Another chapter in the Israel Singer saga closed this week when he announced that he would not run for another term as president of the Claims Conference, the lead organization on Holocaust restitution.
Singer, who had been president of the organization since 2002, sent its chairman, Julius Berman, a note Tuesday notifying him that he would not run for another term.
“There was absolutely no deal connected to my decision,” Singer told JTA in an e-mail exchange. “I want to stress that I was repeatedly assured that I had the support of the senior leadership of the organization. The decision not to run was a personal one that was reached after discussions with my family and some colleagues.”
The long-awaited decision leaves open the question of who will lead the organization, known officially as the Conference on Jewish Material Claims Against Germany, which allocates hundreds of millions dollars each year to survivors and Holocaust education programs.
The Claims Conference will establish a special committee at its annual meeting in July to identify potential successors.

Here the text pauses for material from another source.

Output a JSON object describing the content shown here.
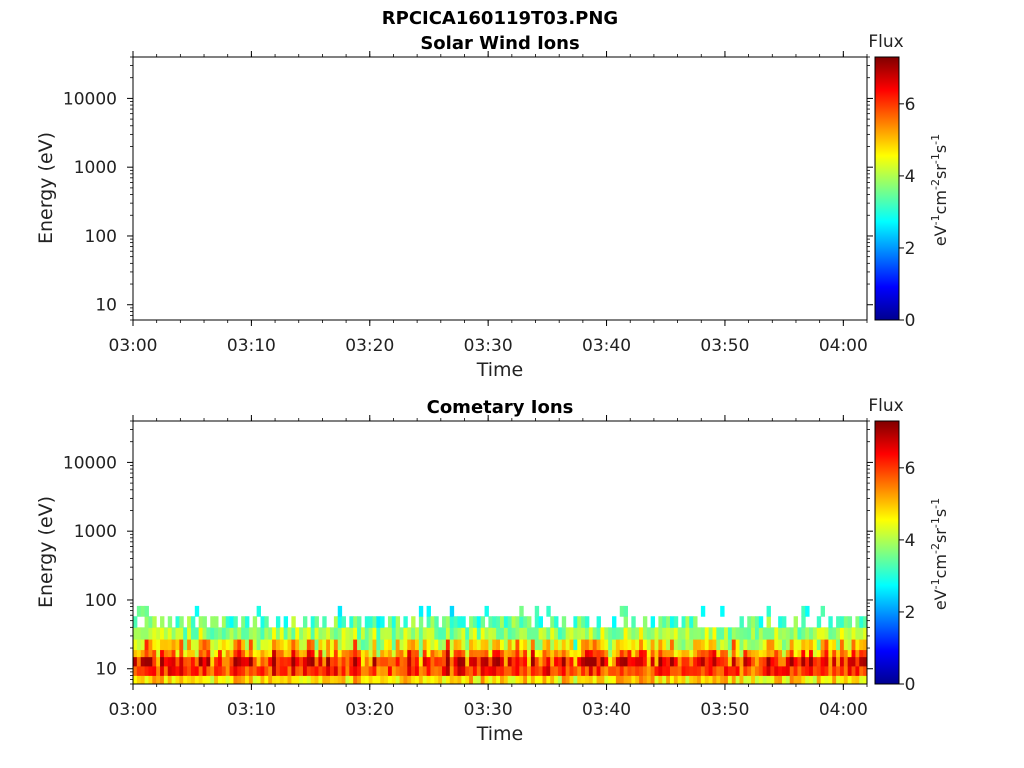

The committee then will make a recommendation to the board of directors, officials said.
Once considered a Jewish hero for his work with the World Jewish Congress during the movement to free Soviet Jewry and for his work with the WJC and the Claims Conference in negotiating Holocaust restitution settlements, Singer had become a lightning rod within both organizations.
Longtime WJC President Edgar Bronfman fired Singer from his senior position at the WJC in March because, Bronfman and WJC Secretary-General Stephen Herbits claimed, Singer nefariously mishandled WJC money.
Singer’s supporters maintain that he was a casualty of political moves to reshape the top positions at the WJC.
His firing polarized the WJC; it was met with an outcry from his many loyalists. And when Bronfman announced in May that he would retire from the WJC on June 10, many in the WJC lined up according to their allegiance to Singer. They either backed Jewish National Fund President Ronald Lauder, whose most vocal backers had derided Singer as bad for both the WJC and the Claims Conference, or Mendel Kaplan, who many thought might have brought Singer back into the organization.
Lauder was elected Sunday to lead the WJC as interim president.
Since 1952, the Claims Conference has helped to get some $60 billion in payments from the German government to Holocaust victims. Since 1980 the organization has paid out more than $4.3 billion to Jewish victims of the Nazis through nine programs and another $1 billion for social service programs for survivors in 40 countries, according to Claims Conference officials.
The conference is comprised of 24 organizations, including the WJC, each with two voting members, as well as 10 rotating members. The board is slated to meet in July, when ! it annua lly elects a president and determines allocations.
As president, Singer was the face of the organization and its chief negotiator, but he had no role in the allocations process.
The Claims Conference negotiating team will hold its annual restitution negotiations with the German government this month, but it is not clear if Singer will participate.
The Claims Conference bylaws say that the president is the head of the negotiating team, according to Berman.
“I will be discussing with Dr. Singer what role if any he will play in those negotiations,” the board chairman told JTA.
Governments will adjust to dealing with someone other than Singer, Berman said.
“There is no question in my mind that whoever heads the delegation of the Claims Conference will be received as the representative of the organized Jewish community,” he said. “It’s the impact of that representation that will make the success of the negotiations, and it has always been so.”
But critics say that regardless of Singer’s innocence or guilt in the WJC matter, his role as a negotiator would have been more difficult in the wake of all the controversy surrounding him.
Claims Conference members had appeared divided over whether he should stay or go.
The Executive Council of Australian Jewry sent Berman a letter asking that the Claims Conference relieve Singer of his duties as president and that the organization publicly disassociate from him.
In response to the Australian letter, the fervently Orthodox group Agudath Israel sent a letter to Berman defending Singer. And the American Gathering of Holocaust Survivors and Their Descendants voted not to support Singer even after its chairman, Roman Kent, had told JTA earlier that he saw “no reason why he could not continue his work with the Claims Conference.”
Berman said another letter in support of Singer that was circulating and gathering signatures was never sent to him.
Singe r told JTA that he made his decision for personal reasons and because it would have been difficult to win as an independent, as he no longer represented the WJC or any organization.
“There was no political pressure not to run,” Singer told JTA in the e-mail. “No one except for one or two very vocal critics — who seem to have had a personal agenda — even suggested that I shouldn t run. Their input didn t factor into my decision and I still believe that had I run, my candidacy would have been successful — perhaps not unanimously this time, but I think I would have won.”